Amber scans the README quickly. Corporate instruments are strong magic, according to Daddy, and this one is exotic by any standards—a limited company established in Yemen, contorted by the intersection between shari’a and the global legislatosaurus. Understanding it isn’t easy, even with a personal net full of subsapient agents that have full access to whole libraries of international trade law – the bottleneck is comprehension. Amber finds the documents highly puzzling. It’s not the fact that half of them are written in Arabic that bothers her—that’s what her grammar engine is for – or even that they’re full of S-expressions and semidigestible chunks of LISP: But the company seems to assert that it exists for the sole purpose of owning chattel slaves.

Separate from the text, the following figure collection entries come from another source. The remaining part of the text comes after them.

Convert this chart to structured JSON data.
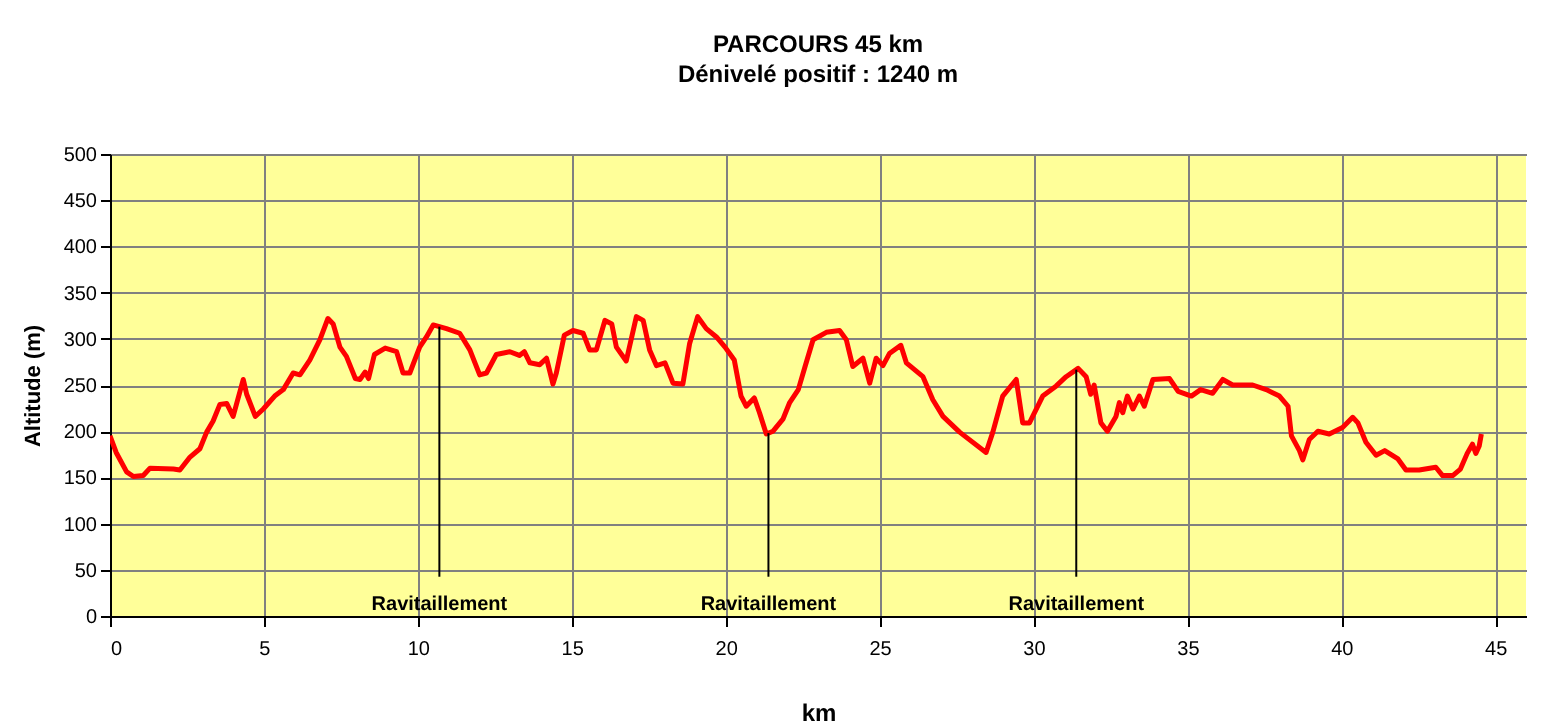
{
  "chart_data": {
    "type": "line",
    "title": "PARCOURS 45 km",
    "subtitle": "Dénivelé positif  : 1240 m",
    "xlabel": "km",
    "ylabel": "Altitude (m)",
    "xlim": [
      0,
      46
    ],
    "xticks": [
      0,
      5,
      10,
      15,
      20,
      25,
      30,
      35,
      40,
      45
    ],
    "ylim": [
      0,
      500
    ],
    "yticks": [
      0,
      50,
      100,
      150,
      200,
      250,
      300,
      350,
      400,
      450,
      500
    ],
    "grid": true,
    "legend": false,
    "marker": "none",
    "line_style": "solid",
    "x": [
      0,
      0.2,
      0.54,
      0.76,
      1.08,
      1.3,
      2.06,
      2.27,
      2.6,
      2.92,
      3.14,
      3.35,
      3.57,
      3.79,
      4.0,
      4.33,
      4.44,
      4.72,
      4.98,
      5.35,
      5.63,
      5.95,
      6.17,
      6.49,
      6.82,
      7.08,
      7.25,
      7.47,
      7.68,
      7.97,
      8.12,
      8.29,
      8.4,
      8.59,
      8.94,
      9.31,
      9.52,
      9.74,
      10.06,
      10.28,
      10.5,
      10.93,
      11.36,
      11.69,
      12.01,
      12.23,
      12.55,
      12.99,
      13.3,
      13.46,
      13.64,
      13.96,
      14.18,
      14.39,
      14.5,
      14.76,
      15.04,
      15.37,
      15.58,
      15.8,
      16.08,
      16.3,
      16.45,
      16.77,
      17.1,
      17.32,
      17.53,
      17.75,
      18.03,
      18.29,
      18.61,
      18.83,
      19.09,
      19.37,
      19.7,
      19.98,
      20.28,
      20.5,
      20.67,
      20.93,
      21.1,
      21.32,
      21.54,
      21.86,
      22.08,
      22.36,
      22.58,
      22.84,
      23.27,
      23.7,
      23.92,
      24.13,
      24.46,
      24.68,
      24.89,
      25.11,
      25.32,
      25.69,
      25.87,
      26.41,
      26.73,
      27.06,
      27.6,
      28.46,
      28.68,
      29.0,
      29.44,
      29.65,
      29.87,
      30.3,
      30.74,
      31.06,
      31.45,
      31.71,
      31.86,
      31.97,
      32.19,
      32.4,
      32.68,
      32.79,
      32.9,
      33.05,
      33.23,
      33.44,
      33.6,
      33.88,
      34.42,
      34.7,
      35.13,
      35.43,
      35.82,
      36.15,
      36.47,
      37.12,
      37.56,
      37.99,
      38.27,
      38.38,
      38.64,
      38.75,
      38.96,
      39.24,
      39.61,
      40.04,
      40.37,
      40.54,
      40.8,
      41.13,
      41.41,
      41.84,
      42.1,
      42.53,
      43.07,
      43.29,
      43.62,
      43.87,
      44.09,
      44.26,
      44.37,
      44.48,
      44.55
    ],
    "series": [
      {
        "color": "#ff0000",
        "values": [
          195,
          177,
          156,
          151,
          152,
          160,
          159,
          158,
          172,
          181,
          199,
          211,
          229,
          230,
          216,
          256,
          240,
          216,
          224,
          238,
          245,
          263,
          261,
          277,
          299,
          322,
          316,
          291,
          281,
          257,
          256,
          264,
          257,
          283,
          290,
          286,
          263,
          263,
          291,
          302,
          315,
          311,
          306,
          288,
          261,
          263,
          283,
          286,
          282,
          286,
          274,
          272,
          279,
          251,
          263,
          304,
          309,
          306,
          288,
          288,
          320,
          316,
          291,
          276,
          324,
          320,
          288,
          271,
          274,
          252,
          251,
          295,
          324,
          311,
          302,
          291,
          277,
          238,
          227,
          236,
          220,
          197,
          200,
          213,
          231,
          245,
          270,
          299,
          307,
          309,
          299,
          270,
          279,
          252,
          279,
          271,
          284,
          293,
          274,
          259,
          234,
          216,
          199,
          177,
          199,
          238,
          256,
          209,
          209,
          238,
          249,
          259,
          268,
          259,
          240,
          250,
          209,
          200,
          216,
          231,
          220,
          238,
          224,
          238,
          227,
          256,
          257,
          243,
          238,
          245,
          241,
          256,
          250,
          250,
          245,
          238,
          227,
          195,
          179,
          169,
          191,
          200,
          197,
          204,
          215,
          209,
          188,
          174,
          179,
          170,
          158,
          158,
          161,
          152,
          152,
          159,
          176,
          186,
          176,
          184,
          197
        ]
      }
    ],
    "ref_lines": [
      {
        "axis": "x",
        "value": 10.7,
        "label": "Ravitaillement",
        "color": "#000000"
      },
      {
        "axis": "x",
        "value": 21.39,
        "label": "Ravitaillement",
        "color": "#000000"
      },
      {
        "axis": "x",
        "value": 31.39,
        "label": "Ravitaillement",
        "color": "#000000"
      }
    ]
  }
}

Charles Stross, Accelerando

I like how they limited the spacing to linebreaks and indents; it’s a good starting constraint—it simplifies the task enormously and the results are still quite good. Highlighting the verb is also a clever touch—the nuance with the biggest syntactic payoff. Overall, while the simple flaws do stand out (because we’re such effortlessly gifted syntactic parsers), what surprises me is how decently it works, how the formatted text feels more accessible than the monolithic paragraph. At several points—interestingly, at some of the most usefully formatted parts—the algorithm at work seems oddly straightforward: nestedly indent and linebreak prepositions. Ahh… I’m itching to write some regex hack… Probably will write one in a couple of days, together with some handcrafted spacing of the above paragraph, just to see what we’re aiming at.

According to VentureBeat, meanwhile, the company is poised to taking the world any minute now. I doubt it. But they have given spacing (visual-syntactic text formatting) a broad hearing and there’s now a flurry of attention on it and, probably, on the broader idea of reading processors. There are bound to be some intriguing reinterpretations and extrapolations in the coming months.